One of the largest vetoes was to a $15 million increase in the account that pays for health insurance for state employees. The Legislature reduced the contributions that state workers make for their own health insurance, undoing a key reform of the prior two years.
The Governor's veto maintains the current tiered schedule, which requires employees to pay as much as 25 percent of their premium instead of the old 15 percent rate.
"This is not the time to retreat from the important reforms we made over the last two and a half years," said Romney. "State employees should pay the same for their health insurance as their private sector counterparts."
Romney also returned spending on the Massachusetts Rental Voucher Program (MRVP) to the same level as the prior year, or $24.2 million, and refiled reforms that would impose work requirements and time limits for recipients of the rental subsidy program. The Legislature had rejected the reforms and increased spending by $2 million.
Total local aid climbs to $4.78 billion, a $251 million increase. There is an additional $105 million for Chapter 70 school aid, including $28 million to support a $50 per pupil increase. The lottery distribution was increased by $100 million over the prior year, and there is $2 million to increase funding for the METCO program and $2 million for kindergarten expansion grants.
Higher education got a healthy boost in the budget. Spending is up to $414 million at the University of Massachusetts, an $18.5 million, or 4.7 percent increase, and to $400 million at the state and community colleges, a $24 million increase, or 7 percent over the prior year that will be distributed through a formula.
In the area of public safety, the budget provides $4.4 million for a new State Police class and $12.2 million for improvements at the state police crime lab, a $4.6 million increase.
The Governor also vetoed a $75 sex offender registration fee, calling it a well-intentioned idea that could discourage offenders from registering. Instead, the Governor urged the Legislature to enact tougher criminal penalties for offenders who fail to register.
Said Lieutenant Governor Kerry Healey, "Since coming into office, we have made tremendous progress in reducing the backlog of unregistered sex offenders. The small amount of revenue generated by charging a fee to register does not outweigh the importance of getting everyone signed up."
Medicaid, a chronic budget buster, is funded at $7.27 billion, a $350 million increase, or a relatively tame 5 percent growth rate when compared to the double digit increases of prior years.
The Governor also vetoed a $43 million mandatory rate increase for nursing homes, noting that nursing homes have already received on average a 7 percent per bed day increase for each of the past five years.

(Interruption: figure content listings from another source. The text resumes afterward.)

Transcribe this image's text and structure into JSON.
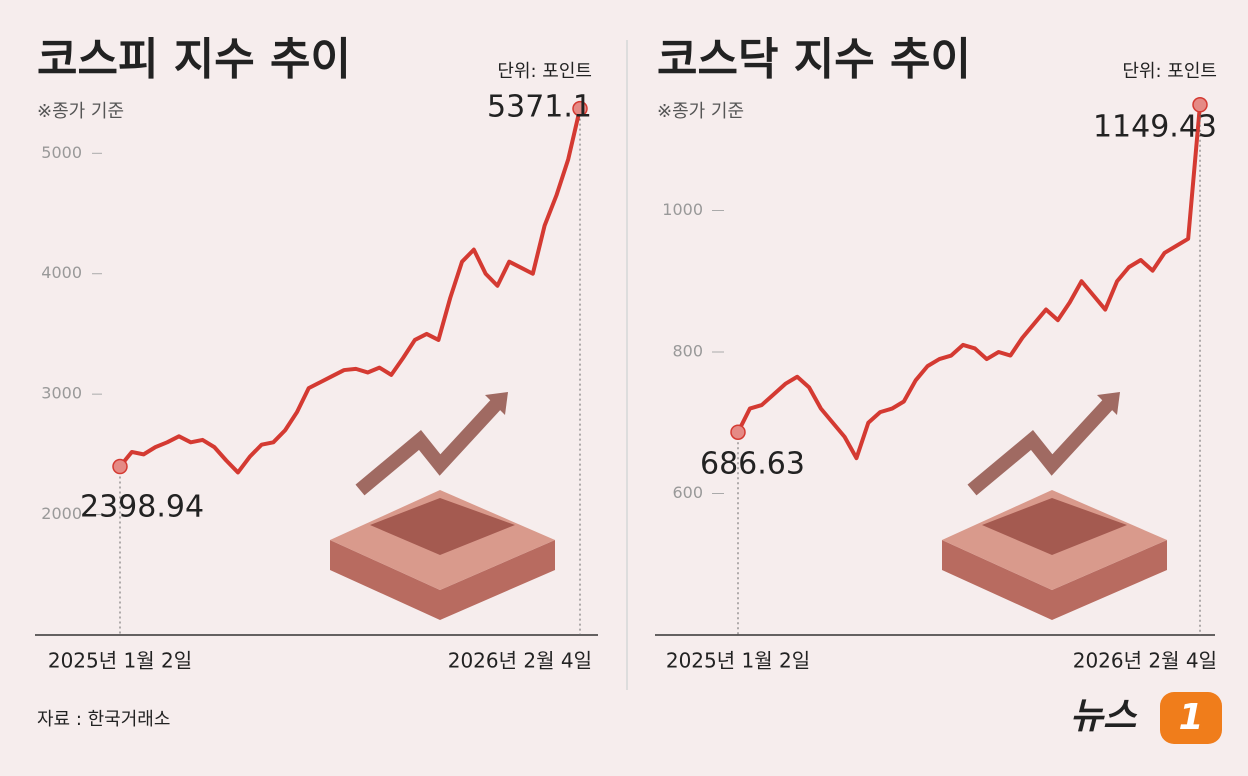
{
  "chart_data": [
    {
      "type": "line",
      "title": "코스피 지수 추이",
      "subtitle": "※종가 기준",
      "unit": "단위: 포인트",
      "color": "#d43a32",
      "categories": [
        "2025년 1월 2일",
        null,
        null,
        null,
        null,
        null,
        null,
        null,
        null,
        null,
        null,
        null,
        null,
        null,
        null,
        null,
        null,
        null,
        null,
        null,
        null,
        null,
        null,
        null,
        null,
        null,
        null,
        null,
        null,
        null,
        null,
        null,
        null,
        null,
        null,
        null,
        null,
        null,
        null,
        "2026년 2월 4일"
      ],
      "values": [
        2398.94,
        2520,
        2500,
        2560,
        2600,
        2650,
        2600,
        2620,
        2560,
        2450,
        2350,
        2480,
        2580,
        2600,
        2700,
        2850,
        3050,
        3100,
        3150,
        3200,
        3210,
        3180,
        3220,
        3160,
        3300,
        3450,
        3500,
        3450,
        3800,
        4100,
        4200,
        4000,
        3900,
        4100,
        4050,
        4000,
        4400,
        4650,
        4950,
        5371.1
      ],
      "ylim": [
        1000,
        5700
      ],
      "yticks": [
        2000,
        3000,
        4000,
        5000
      ]
    },
    {
      "type": "line",
      "title": "코스닥 지수 추이",
      "subtitle": "※종가 기준",
      "unit": "단위: 포인트",
      "color": "#d43a32",
      "categories": [
        "2025년 1월 2일",
        null,
        null,
        null,
        null,
        null,
        null,
        null,
        null,
        null,
        null,
        null,
        null,
        null,
        null,
        null,
        null,
        null,
        null,
        null,
        null,
        null,
        null,
        null,
        null,
        null,
        null,
        null,
        null,
        null,
        null,
        null,
        null,
        null,
        null,
        null,
        null,
        null,
        null,
        "2026년 2월 4일"
      ],
      "values": [
        686.63,
        720,
        725,
        740,
        755,
        765,
        750,
        720,
        700,
        680,
        650,
        700,
        715,
        720,
        730,
        760,
        780,
        790,
        795,
        810,
        805,
        790,
        800,
        795,
        820,
        840,
        860,
        845,
        870,
        900,
        880,
        860,
        900,
        920,
        930,
        915,
        940,
        950,
        960,
        1149.43
      ],
      "ylim": [
        400,
        1200
      ],
      "yticks": [
        600,
        800,
        1000
      ]
    }
  ],
  "source": "자료 : 한국거래소",
  "logo": "뉴스",
  "logo_mark": "1"
}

The Governor filed legislation to review the rates biennially.
The Legislature adopted the Governor's proposal to transform Prescription Advantage into a program that subsidizes seniors who will not receive the full federal Medicare drug benefit that begins January 1. The change will save $20 million even as the state maintains its commitment to providing drug benefits to seniors.
Because the Legislature chose not to deal with Romney's proposed welfare reforms as part of the budget, the Governor said he would file as separate legislation the stricter work rules Massachusetts must adopt in order to come into compliance with federal standards.
The budget also increases homelessness assistance by $5 million, from $30 million to $35 million.